The trio arrived at a large building on one of the more sunlit squares-crucifixes and shields emblazoned in the stone-and the boy motioned to the door. He offered a quick nod, shouted the requisite “?Viva la Libertad!” and raced back to the bar. Three weeks ago he would have been beaten or paid for his services, depending on the client. This seemed better all around. Hoffner led Mila in.

There was a strange similarity to Zaragoza in the look of the large receiving hall and stairs along the walls to the upper floors, but the smells and sounds here were completely different. Barked conversations, along with the crackle of a radio, swirled above, while men sat in half-back wooden chairs, leaning against whitewashed walls and playing at games of cards or pennies.
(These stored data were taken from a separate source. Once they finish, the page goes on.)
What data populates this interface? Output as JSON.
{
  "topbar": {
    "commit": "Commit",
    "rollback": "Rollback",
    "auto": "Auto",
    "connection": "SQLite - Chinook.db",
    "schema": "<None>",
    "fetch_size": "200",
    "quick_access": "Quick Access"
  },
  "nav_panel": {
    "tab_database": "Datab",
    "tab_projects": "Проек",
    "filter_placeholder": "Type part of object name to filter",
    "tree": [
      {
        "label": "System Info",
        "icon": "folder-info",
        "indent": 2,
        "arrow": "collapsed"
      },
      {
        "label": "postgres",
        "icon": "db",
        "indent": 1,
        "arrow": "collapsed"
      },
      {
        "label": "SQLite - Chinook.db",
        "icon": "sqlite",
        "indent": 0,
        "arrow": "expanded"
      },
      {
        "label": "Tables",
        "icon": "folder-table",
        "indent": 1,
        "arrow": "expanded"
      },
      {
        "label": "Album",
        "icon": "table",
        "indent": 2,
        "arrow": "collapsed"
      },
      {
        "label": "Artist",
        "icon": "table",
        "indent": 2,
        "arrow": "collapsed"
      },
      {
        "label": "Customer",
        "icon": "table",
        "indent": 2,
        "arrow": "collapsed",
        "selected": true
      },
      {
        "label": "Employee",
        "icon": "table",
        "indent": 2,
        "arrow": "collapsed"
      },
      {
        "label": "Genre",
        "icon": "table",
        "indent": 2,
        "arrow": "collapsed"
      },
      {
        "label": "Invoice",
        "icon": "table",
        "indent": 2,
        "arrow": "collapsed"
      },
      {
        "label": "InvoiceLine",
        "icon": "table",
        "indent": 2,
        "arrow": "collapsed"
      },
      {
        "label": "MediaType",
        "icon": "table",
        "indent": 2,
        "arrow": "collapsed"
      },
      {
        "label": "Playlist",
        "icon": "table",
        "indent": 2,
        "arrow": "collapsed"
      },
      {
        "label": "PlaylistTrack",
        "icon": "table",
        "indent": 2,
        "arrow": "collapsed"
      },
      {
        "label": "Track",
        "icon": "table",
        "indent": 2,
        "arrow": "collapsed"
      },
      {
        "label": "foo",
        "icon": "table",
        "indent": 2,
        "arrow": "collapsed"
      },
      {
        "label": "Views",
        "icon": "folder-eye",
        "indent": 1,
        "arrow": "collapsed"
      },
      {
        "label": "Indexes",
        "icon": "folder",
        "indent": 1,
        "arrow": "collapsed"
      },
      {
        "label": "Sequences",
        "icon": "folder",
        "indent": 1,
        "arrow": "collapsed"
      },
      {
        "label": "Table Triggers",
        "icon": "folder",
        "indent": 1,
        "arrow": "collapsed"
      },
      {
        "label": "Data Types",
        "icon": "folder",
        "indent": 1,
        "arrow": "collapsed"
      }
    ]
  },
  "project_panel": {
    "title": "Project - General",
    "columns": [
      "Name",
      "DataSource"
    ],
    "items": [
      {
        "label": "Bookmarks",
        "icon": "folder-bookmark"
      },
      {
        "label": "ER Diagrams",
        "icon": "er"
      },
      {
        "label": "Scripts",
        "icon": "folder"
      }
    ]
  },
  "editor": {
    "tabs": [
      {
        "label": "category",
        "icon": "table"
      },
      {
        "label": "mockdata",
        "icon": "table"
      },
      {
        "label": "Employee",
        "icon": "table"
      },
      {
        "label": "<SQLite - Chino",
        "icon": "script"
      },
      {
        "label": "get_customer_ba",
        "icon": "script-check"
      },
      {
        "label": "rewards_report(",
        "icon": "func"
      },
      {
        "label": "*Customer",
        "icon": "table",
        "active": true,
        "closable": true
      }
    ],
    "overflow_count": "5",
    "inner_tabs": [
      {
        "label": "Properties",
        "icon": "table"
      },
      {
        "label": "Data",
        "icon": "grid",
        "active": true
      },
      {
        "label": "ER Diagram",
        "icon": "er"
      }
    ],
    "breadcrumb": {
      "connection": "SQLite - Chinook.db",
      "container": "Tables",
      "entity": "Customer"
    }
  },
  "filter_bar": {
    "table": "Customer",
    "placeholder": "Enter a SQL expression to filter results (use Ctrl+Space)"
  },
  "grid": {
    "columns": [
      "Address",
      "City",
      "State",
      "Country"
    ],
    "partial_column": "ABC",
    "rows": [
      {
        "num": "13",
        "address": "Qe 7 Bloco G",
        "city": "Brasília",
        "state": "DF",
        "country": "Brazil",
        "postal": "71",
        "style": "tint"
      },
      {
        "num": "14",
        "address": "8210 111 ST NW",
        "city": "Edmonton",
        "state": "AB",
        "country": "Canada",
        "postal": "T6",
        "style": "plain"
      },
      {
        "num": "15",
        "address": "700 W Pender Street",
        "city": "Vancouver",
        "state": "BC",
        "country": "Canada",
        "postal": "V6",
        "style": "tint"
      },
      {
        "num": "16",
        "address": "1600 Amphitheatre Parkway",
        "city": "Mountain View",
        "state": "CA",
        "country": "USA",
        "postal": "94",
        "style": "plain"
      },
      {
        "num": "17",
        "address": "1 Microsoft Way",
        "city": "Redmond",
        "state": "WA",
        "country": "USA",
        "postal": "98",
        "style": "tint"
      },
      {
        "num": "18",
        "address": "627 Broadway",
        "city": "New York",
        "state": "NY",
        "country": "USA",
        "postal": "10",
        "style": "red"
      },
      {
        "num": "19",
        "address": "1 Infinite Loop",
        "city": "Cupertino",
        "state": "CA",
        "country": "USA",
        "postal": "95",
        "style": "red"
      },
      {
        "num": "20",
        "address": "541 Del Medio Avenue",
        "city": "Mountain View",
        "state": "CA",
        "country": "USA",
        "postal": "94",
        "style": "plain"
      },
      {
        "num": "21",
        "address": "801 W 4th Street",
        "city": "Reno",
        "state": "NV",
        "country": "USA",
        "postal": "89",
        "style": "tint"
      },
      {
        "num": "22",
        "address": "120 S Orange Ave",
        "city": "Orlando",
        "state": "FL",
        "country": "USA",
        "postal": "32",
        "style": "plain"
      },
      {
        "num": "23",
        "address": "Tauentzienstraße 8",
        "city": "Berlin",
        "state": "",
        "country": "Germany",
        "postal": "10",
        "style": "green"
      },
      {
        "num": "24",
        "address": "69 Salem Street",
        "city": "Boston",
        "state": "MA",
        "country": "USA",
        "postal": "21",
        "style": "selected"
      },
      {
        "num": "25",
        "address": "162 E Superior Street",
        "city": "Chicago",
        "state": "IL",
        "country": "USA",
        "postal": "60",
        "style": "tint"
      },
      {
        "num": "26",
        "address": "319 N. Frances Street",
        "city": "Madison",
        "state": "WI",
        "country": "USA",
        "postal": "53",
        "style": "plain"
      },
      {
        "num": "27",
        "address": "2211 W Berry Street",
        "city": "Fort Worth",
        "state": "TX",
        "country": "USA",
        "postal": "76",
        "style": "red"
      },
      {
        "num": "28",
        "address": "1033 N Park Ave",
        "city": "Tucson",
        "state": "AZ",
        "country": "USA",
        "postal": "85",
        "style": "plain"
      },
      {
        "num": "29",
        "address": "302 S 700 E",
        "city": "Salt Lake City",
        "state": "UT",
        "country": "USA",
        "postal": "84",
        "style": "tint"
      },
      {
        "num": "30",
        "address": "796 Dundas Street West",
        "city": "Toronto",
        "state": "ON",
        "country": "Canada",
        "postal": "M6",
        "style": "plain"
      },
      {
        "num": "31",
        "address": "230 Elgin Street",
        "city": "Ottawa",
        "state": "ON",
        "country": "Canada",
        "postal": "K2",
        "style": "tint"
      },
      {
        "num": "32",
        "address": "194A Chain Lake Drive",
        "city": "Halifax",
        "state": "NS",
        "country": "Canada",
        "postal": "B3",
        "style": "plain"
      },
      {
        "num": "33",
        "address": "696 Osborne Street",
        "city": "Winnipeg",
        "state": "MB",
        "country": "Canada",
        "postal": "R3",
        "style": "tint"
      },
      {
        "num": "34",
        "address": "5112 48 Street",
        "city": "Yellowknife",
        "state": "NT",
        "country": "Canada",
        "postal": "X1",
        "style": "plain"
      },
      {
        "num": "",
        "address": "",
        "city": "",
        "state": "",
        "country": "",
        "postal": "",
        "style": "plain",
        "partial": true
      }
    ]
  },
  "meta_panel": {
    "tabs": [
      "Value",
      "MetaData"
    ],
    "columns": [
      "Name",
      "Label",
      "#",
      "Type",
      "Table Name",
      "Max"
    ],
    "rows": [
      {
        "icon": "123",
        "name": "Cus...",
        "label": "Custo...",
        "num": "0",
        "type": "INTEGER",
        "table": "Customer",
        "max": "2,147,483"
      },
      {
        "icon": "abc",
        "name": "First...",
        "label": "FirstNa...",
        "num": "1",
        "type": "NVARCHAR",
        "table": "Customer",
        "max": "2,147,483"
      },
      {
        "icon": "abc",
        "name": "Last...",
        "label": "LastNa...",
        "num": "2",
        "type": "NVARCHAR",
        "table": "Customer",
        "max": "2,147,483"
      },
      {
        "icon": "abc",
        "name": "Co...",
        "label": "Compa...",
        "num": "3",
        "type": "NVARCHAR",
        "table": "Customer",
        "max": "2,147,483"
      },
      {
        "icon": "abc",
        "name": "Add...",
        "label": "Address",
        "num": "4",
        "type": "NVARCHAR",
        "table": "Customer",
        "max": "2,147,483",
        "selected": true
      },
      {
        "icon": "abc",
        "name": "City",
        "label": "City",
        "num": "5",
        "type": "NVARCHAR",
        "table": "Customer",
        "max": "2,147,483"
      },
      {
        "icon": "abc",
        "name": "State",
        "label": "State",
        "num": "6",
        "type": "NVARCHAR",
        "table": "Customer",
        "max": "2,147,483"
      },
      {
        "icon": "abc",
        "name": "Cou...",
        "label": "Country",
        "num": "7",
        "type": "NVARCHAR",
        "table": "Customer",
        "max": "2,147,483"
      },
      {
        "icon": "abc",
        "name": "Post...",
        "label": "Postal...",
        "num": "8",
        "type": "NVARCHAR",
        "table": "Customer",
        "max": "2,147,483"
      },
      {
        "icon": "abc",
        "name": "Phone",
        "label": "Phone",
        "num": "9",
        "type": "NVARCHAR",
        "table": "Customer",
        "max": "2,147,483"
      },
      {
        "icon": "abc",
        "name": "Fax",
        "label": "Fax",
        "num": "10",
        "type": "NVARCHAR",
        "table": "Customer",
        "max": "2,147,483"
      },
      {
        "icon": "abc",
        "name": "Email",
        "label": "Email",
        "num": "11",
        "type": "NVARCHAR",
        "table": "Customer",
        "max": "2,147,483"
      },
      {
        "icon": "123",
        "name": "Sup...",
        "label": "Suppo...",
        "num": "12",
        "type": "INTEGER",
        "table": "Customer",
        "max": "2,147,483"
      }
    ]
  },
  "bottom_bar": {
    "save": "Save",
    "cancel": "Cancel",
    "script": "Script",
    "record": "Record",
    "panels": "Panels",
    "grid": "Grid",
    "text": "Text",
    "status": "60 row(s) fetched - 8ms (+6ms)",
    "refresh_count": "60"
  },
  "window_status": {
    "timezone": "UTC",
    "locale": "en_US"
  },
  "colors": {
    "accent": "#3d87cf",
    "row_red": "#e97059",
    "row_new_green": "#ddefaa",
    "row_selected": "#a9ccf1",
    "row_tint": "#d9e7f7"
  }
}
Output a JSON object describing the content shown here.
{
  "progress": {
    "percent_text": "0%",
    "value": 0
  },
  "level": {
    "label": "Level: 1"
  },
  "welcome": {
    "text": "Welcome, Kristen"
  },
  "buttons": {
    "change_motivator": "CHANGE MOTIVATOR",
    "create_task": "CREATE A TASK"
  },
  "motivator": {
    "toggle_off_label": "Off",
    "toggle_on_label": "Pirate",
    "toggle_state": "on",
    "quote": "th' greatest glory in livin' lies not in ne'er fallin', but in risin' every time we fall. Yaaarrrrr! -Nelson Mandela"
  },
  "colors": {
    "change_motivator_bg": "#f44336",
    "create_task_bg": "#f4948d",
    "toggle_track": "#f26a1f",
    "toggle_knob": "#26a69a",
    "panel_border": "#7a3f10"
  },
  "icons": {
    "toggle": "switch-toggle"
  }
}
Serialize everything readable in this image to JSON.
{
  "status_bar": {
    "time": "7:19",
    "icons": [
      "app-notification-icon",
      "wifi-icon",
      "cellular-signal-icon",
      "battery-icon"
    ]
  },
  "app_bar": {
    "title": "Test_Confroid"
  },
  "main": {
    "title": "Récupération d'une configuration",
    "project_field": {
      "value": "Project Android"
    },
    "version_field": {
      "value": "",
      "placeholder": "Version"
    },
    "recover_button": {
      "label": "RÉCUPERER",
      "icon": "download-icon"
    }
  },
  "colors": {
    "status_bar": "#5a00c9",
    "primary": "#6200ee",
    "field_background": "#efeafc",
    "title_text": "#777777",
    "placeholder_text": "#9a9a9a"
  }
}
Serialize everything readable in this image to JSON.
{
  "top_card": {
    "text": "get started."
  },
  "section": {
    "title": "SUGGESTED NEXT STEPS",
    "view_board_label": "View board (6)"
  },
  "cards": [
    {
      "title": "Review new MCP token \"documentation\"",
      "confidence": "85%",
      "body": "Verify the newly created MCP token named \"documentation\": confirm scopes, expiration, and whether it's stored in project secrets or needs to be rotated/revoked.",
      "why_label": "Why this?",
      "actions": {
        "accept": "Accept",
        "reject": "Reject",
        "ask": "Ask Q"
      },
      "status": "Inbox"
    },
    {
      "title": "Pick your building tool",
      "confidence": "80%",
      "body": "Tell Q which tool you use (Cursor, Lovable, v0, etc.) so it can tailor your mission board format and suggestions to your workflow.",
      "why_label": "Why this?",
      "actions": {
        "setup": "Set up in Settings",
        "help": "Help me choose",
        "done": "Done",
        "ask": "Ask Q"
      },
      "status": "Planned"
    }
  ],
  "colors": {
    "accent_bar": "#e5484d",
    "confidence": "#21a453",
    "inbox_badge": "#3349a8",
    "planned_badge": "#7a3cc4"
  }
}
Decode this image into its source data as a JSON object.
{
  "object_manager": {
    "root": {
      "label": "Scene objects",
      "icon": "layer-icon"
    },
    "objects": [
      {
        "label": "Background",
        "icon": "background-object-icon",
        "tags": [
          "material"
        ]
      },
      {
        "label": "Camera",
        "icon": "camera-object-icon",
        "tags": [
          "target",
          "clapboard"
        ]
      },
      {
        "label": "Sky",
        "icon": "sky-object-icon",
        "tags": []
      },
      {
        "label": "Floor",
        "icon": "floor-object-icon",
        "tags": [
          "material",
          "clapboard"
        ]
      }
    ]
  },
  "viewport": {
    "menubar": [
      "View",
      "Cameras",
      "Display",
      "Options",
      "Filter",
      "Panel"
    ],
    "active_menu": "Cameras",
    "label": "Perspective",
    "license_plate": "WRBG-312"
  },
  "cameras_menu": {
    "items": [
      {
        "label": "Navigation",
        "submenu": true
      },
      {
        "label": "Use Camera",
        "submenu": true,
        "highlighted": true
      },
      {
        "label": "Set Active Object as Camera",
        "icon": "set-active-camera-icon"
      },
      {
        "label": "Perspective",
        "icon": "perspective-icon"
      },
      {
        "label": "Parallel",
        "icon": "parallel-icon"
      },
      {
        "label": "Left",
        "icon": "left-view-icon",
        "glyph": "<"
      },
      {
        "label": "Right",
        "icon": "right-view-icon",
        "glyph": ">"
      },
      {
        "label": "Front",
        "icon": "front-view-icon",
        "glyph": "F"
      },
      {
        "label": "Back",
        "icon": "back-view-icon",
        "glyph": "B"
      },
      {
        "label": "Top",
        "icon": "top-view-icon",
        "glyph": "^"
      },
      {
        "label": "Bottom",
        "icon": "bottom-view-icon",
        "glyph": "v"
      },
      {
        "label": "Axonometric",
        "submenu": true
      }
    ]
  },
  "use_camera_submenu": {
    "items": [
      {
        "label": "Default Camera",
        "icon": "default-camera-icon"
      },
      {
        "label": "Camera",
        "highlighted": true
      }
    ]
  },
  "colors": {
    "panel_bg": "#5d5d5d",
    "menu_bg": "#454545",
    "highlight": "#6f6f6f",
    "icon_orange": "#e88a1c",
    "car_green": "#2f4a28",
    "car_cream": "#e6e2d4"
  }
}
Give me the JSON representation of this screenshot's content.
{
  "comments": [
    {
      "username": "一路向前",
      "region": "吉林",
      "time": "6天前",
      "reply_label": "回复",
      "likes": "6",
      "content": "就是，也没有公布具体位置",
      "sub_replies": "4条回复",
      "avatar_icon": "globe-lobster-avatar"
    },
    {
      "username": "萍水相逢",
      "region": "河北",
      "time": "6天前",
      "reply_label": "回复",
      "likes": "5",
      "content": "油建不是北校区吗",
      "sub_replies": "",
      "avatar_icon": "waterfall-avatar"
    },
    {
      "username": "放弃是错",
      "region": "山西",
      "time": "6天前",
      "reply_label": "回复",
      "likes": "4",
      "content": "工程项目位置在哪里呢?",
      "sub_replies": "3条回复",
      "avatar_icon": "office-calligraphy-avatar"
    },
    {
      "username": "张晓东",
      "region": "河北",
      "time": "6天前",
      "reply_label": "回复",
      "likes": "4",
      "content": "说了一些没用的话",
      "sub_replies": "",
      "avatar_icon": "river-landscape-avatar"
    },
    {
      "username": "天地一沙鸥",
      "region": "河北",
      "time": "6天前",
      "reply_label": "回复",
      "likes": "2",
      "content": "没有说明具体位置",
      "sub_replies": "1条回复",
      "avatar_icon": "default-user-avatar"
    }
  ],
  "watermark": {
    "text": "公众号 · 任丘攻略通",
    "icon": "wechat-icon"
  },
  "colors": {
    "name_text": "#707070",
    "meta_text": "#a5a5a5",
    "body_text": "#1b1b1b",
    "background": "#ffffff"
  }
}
Some were in uniform, most not. Hoffner could almost taste the oregano in the air and something sweet, like the oil of pressed almonds. Odder still was the sound of laughter in the distance, husky laughs with tobacco and age grinding on the throat. Things were getting done. What that might be, though, was anyone’s guess.

A uniformed soldier walked over. He wore the brown-on-brown of the Republican army, with a thick black belt and buckle at the waist, both in need of repair. The belt holstered a pistol and a small leather satchel behind. He was at most thirty, and his hair hung loose to the brow.

Salud, friends,” he said. “What is it you need here?”

Before Hoffner could reach for the papers, Mila said, “We have a car filled with explosives. We bring them from Buenaventura Durruti. Viva la Republica.”